Conservation groups launch Cross River Gorilla Alliance to halt decline, empower communities.

ERuDeF CEO addressing journalists during the press conference

A group of conservation groups led by the Environment and Rural Development Foundation, ERuDeF, has officially launched the Cross River Gorilla Alliance.

It is an ambitious, community-driven initiative aimed at saving one of the world’s most endangered great ape subspecies from extinction, while transforming the livelihoods of people living alongside them.



The information was unveiled on April 30. It brought together at least eight groups including CEPOW Cameroon, AJESH Cameroon, SEKAKHO Cameroon, SURUDEV Cameroon, CRIMAD Cameroon, CBMM Cameroon, MEGWAH Cameroon, ERuDeF Cameroon and Nigeria and the African Conservation Foundation, UK.

The Cross River Gorilla (Gorilla gorilla diehli), found only in the fragmented forests along the Cameroon-Nigeria border, has been steadily declining due to habitat loss, poaching, and fragmentation. 

With fewer than 300 of them estimated to remain, conservationists warn that without urgent intervention, the species could disappear within 20 to 30 years.

Speaking at the launch, Nkembi Louis, Chief Executive Officer of ERuDeF, painted a sobering picture while outlining a hopeful roadmap. 

“The Cross River Gorillas... have been declining. These animals mean a lot to the conservation community and locals, but we see them disappearing. By 2050, we should be having the population of Cross River Gorillas moving from 300 to thousands,” he said.

The Alliance brings together community-based organisations and local groups from Cameroon’s North West and South West Regions, with the governments of Cameroon and Nigeria, international partners, and the scientific community, to create a unified, consensus-based framework that complements rather than duplicates existing conservation efforts.

 

Focuses on community ownership

A central pillar of the Alliance is the full empowerment of local communities. The conservationists said the ongoing Anglophone crisis has severely restricted access by major international donors and groups to gorilla habitats, worsening the threat to the species. The solution, according to Nkembi, lies in leveraging trusted local actors.

“The only way to protect them is to use community-based conservation groups by creating networks and organising them to work together with the government. These are organisations and people who are known by the local population and the non-state armed groups,” Nkembi added.

The Alliance will support the formalisation of community groups into legal cooperatives and associations capable of attracting funding and developing enterprises.

Key strategies include creating and linking community forests to establish ecological corridors that allow gorillas to move between the 12 fragmented populations to reduce the risk of inbreeding and launching a major ecotourism programme to bring high-value visitors and generate significant revenue for local economic development. 

Also, the groups are committed to building the capacity of local organisations in governance, enterprise development, and conservation and sensitising indigenous communities to manage their environment and generate sustainable income, reducing long-term dependence on foreign funding.

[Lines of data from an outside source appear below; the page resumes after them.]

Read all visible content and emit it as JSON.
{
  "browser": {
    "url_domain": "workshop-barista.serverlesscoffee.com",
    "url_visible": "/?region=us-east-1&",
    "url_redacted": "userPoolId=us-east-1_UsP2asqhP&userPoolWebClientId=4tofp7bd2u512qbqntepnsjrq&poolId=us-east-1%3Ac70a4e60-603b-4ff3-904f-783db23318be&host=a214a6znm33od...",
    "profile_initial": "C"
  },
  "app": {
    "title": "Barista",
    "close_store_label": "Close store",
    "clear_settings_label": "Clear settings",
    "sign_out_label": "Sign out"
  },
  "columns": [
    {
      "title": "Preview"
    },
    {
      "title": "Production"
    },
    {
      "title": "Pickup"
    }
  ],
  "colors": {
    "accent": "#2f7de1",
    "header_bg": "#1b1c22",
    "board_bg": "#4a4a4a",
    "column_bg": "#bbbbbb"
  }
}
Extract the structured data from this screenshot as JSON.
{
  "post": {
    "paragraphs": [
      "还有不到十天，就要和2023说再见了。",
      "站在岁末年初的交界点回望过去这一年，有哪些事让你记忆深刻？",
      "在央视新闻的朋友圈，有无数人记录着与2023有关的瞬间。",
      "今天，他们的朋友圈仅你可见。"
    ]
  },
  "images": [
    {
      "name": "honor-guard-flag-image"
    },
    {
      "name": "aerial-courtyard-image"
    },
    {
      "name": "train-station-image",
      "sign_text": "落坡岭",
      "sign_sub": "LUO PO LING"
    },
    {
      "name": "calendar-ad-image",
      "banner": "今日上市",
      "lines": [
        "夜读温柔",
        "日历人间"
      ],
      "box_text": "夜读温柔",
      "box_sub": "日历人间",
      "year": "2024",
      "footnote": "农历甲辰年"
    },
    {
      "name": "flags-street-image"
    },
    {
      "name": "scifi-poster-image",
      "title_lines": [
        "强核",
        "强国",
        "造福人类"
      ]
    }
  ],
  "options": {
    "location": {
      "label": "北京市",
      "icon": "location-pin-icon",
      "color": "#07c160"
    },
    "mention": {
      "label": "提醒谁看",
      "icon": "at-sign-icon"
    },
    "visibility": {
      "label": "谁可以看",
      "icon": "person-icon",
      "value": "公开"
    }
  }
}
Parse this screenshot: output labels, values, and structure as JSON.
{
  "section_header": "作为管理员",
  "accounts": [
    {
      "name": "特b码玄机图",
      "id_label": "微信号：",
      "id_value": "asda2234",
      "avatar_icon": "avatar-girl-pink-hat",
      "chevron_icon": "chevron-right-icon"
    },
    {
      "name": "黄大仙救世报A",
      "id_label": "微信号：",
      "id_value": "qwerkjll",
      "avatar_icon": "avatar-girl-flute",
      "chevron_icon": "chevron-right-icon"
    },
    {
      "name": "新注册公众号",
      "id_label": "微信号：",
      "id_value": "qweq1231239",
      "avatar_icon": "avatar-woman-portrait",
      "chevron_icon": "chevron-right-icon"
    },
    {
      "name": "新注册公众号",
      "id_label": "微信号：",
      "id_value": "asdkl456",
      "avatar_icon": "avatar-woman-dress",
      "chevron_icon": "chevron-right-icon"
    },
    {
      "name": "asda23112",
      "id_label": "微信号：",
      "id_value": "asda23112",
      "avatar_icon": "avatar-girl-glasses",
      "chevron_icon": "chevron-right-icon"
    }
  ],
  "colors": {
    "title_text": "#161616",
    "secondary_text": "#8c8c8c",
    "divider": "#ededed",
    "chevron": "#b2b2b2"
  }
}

“We cannot conserve with empty stomachs or continue depending on foreign funding,” Nkembi stressed, adding that “empowered communities will be able to continue conservation initiatives even when foreign funding dries up”. 

 

Alliance’s 2050 vision

The Alliance operates under a charter guided by four main principles: full involvement of community-based organisations, capacity building for local groups, complementing government and international efforts, and improving livelihoods of host communities.

By 2050, the initiative aims to achieve a stable, non-declining gorilla population exceeding 1,000 individuals, while the communities are expected to derive decent incomes from conservation-linked enterprises, particularly ecotourism and community forest management. 

Beyond 2050, the vision is a peaceful cohabitation where “gorillas and other protected species can become great drivers of economic empowerment, animals and humans in these communities should be cohabiting freely with each other and at peace”. 

Nkembi warned of the high stakes, noted that: “In the absence of poaching and deforestation, they will simply die off due to inbreeding and we will be losing natural heritage and billions of dollars. Wildlife is the source of the wealth of nations because killing them will result in every human dying”.

The formal launch followed a workshop that brought together community-led organisations from the North West and South West Regions, to unite efforts specifically for Cross River Gorilla protection. This grassroots convening is expected to serve as the operational backbone of the Alliance moving forward.

The Cross River Gorilla Alliance will run through 2050, with regular milestones to track population recovery, corridor establishment, community enterprise development, and livelihood improvements.